Sachsens Zukunftsreviere – Regionen im Wandel

Mit dem Lausitzer Revier und dem Mitteldeutschen Revier ist der Freistaat Sachsen zweifach vom Kohleausstieg der Bundesrepublik Deutschlandes betroffen. Zwei Regionen die unterschiedlicher nicht sein könnten. Strukturwandel ist dort angesagt. Die Sächsische Agentur für Strukturentwicklung (SAS) begleitet und unterstützt diesen Veränderungsprozess auf vielfältige Weise. Einblick in die Arbeit der SAS gibt Geschäftsführer Prof. Dr. Norbert Menke im Gespräch mit THEMEN!magazin.

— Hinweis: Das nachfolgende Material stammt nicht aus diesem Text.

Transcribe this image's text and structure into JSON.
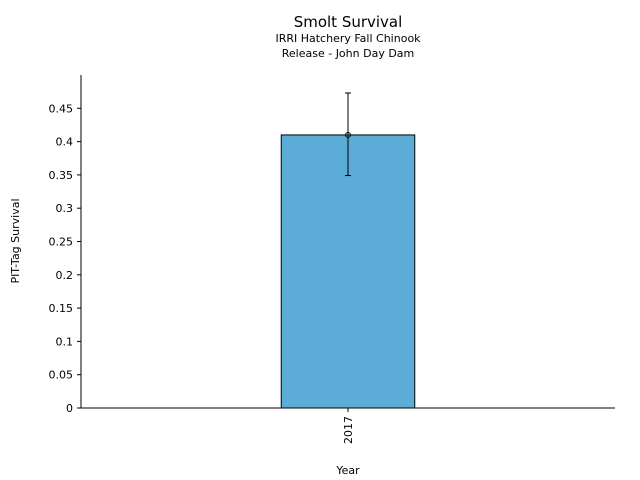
{
  "chart_data": {
    "type": "bar",
    "title": "Smolt Survival",
    "subtitle_lines": [
      "IRRI Hatchery Fall Chinook",
      "Release - John Day Dam"
    ],
    "xlabel": "Year",
    "ylabel": "PIT-Tag Survival",
    "categories": [
      "2017"
    ],
    "values": [
      0.41
    ],
    "error_low": [
      0.349
    ],
    "error_high": [
      0.473
    ],
    "ylim": [
      0,
      0.5
    ],
    "yticks": [
      0,
      0.05,
      0.1,
      0.15,
      0.2,
      0.25,
      0.3,
      0.35,
      0.4,
      0.45
    ],
    "ytick_labels": [
      "0",
      "0.05",
      "0.1",
      "0.15",
      "0.2",
      "0.25",
      "0.3",
      "0.35",
      "0.4",
      "0.45"
    ],
    "grid": false,
    "bar_color": "#5BADD8",
    "bar_edge_color": "#000000"
  }
}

Prof. Dr. Norbert Menke, Geschäftsführer Sächsische Agentur für Strukturentwicklung Foto: SAS

„In der sächsischen Lausitz sind Konzepte gefragt, wie sie als Energieregion erhalten werden kann, mit Wertschöpfung und Arbeitsplätzen in der Umwandlung Erneuerbarer Energien zu Strom, Wärme, Wasserstoff und Versorgungssicherheit. Eine Entwicklung hin zu Zukunftsrevieren.“ Prof. Dr. Norbert Menke.

Herr Prof. Menke, welche Aufgabenstellung hat die SAS?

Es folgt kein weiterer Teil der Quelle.